The second article of note from this issue of Receiver Magazine is titled Mobile Communication in the Developing World – A Design Challenge. It focuses on human factor insights to help designers create appropriate mobile devices for emerging markets.

Design of Mobile Communications

Development of mobile devices and services has always been, and continues to be, driven primarily by the needs of customers from advanced countries. “Mobile interface design has been aimed at literate, numerate users who follow text-based menus, sometimes read instruction books and have built mental models for how mobiles work based on previous technologies.”

People in emerging markets have significantly different needs, education background and social-cultural perspectives. Most existing mobile interfaces are not appropriate for these markets because they don’t adequately support users who have problems reading and writing, and many native languages. Mobile phones tend to feature functionality that is not relevant for these markets and lacks applications that support specific local needs. So let’s take a look at some important considerations for designing mobile products for the developing world.

The literacy rate is the an important design consideration that is specific to emerging markets. “There are 799 million illiterate people in the world.” Low literacy users are able to make and receive calls but are not able to read text-based menus or take advantage of text-based communication and organization tools. Features such as phone books and asynchronous messaging need to be redesigned for this population. Recently a carrier in India launched a low-cost mobile phone with a voice-based interface and no screen. Called Spice, this device also features a Braille keypad for blind users.

Gaining a deep understanding of social and cultural dynamics is the next important consideration. It is crucial for designers to be able to envision and create relevant products and services. The two services mentioned earlier, and phone banking services are examples of products that were designed with an understanding of local communities and context. They address relevant needs and leverage technologies and interfaces that that are appropriate.

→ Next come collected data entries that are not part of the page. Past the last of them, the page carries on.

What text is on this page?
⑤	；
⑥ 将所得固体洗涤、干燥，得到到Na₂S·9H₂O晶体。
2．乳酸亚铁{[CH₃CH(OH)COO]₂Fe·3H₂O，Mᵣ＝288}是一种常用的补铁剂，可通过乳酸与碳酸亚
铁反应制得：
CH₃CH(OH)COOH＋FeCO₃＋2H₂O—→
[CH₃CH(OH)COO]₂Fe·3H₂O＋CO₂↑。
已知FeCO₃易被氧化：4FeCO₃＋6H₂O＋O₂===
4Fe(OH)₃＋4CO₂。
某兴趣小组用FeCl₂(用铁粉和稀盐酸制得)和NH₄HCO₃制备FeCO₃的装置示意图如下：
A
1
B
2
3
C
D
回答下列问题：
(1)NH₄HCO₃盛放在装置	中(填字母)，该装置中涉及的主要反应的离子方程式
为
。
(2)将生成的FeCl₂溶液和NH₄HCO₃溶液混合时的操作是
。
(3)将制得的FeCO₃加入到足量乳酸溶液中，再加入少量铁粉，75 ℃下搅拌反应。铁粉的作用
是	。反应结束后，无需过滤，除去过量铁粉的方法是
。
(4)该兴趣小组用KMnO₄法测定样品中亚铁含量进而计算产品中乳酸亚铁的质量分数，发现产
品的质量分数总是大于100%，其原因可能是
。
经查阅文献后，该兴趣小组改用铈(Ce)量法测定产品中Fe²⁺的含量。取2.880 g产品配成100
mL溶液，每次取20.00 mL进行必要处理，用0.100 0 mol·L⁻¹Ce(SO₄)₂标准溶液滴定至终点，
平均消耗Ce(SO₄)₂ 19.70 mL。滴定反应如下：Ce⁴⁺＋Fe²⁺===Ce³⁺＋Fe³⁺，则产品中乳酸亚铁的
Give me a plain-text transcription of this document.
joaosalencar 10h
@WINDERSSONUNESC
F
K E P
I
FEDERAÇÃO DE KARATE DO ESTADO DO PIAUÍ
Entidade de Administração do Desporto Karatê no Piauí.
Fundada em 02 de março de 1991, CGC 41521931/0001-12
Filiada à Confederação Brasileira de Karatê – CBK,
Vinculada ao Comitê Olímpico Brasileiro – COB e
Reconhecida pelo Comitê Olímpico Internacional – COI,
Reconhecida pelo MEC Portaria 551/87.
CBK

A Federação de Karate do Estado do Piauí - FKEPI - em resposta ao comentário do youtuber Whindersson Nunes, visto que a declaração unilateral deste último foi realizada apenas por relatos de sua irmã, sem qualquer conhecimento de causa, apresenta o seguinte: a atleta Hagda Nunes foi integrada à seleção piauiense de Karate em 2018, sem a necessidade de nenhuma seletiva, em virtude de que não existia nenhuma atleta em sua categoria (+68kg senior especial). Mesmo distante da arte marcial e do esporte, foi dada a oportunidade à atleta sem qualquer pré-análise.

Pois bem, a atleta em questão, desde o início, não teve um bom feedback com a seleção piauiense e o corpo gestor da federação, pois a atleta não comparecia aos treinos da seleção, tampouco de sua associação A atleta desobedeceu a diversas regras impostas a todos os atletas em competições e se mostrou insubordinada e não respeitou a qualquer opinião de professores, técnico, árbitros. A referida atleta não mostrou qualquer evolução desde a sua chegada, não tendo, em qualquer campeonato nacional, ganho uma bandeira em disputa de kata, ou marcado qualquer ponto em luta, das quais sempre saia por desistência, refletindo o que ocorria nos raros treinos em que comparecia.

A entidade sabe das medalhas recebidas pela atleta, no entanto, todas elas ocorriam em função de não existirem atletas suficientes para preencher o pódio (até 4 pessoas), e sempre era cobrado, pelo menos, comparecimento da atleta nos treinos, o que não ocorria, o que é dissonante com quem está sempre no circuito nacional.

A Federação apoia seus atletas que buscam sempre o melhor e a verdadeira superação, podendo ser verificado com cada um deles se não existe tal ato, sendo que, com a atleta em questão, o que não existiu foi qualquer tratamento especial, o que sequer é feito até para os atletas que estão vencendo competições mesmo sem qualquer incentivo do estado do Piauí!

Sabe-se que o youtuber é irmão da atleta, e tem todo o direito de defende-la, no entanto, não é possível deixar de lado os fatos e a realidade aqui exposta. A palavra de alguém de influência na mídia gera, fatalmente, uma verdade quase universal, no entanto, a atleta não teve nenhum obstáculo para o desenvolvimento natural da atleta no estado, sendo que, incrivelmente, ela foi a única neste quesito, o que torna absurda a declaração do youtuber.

Support for native languages is another consideration that is important, especially in Asia and Africa. Even literate users are unable to read menus written in a language they don’t know how to speak. Therefore, in order for mobile devices to reach their potential handset makers will need to consider development of devices with design hardware and software design features to support additional native languages.

The last, and most obvious, consideration that needs to be kept top-of-mind throughout the design and development process is affordability.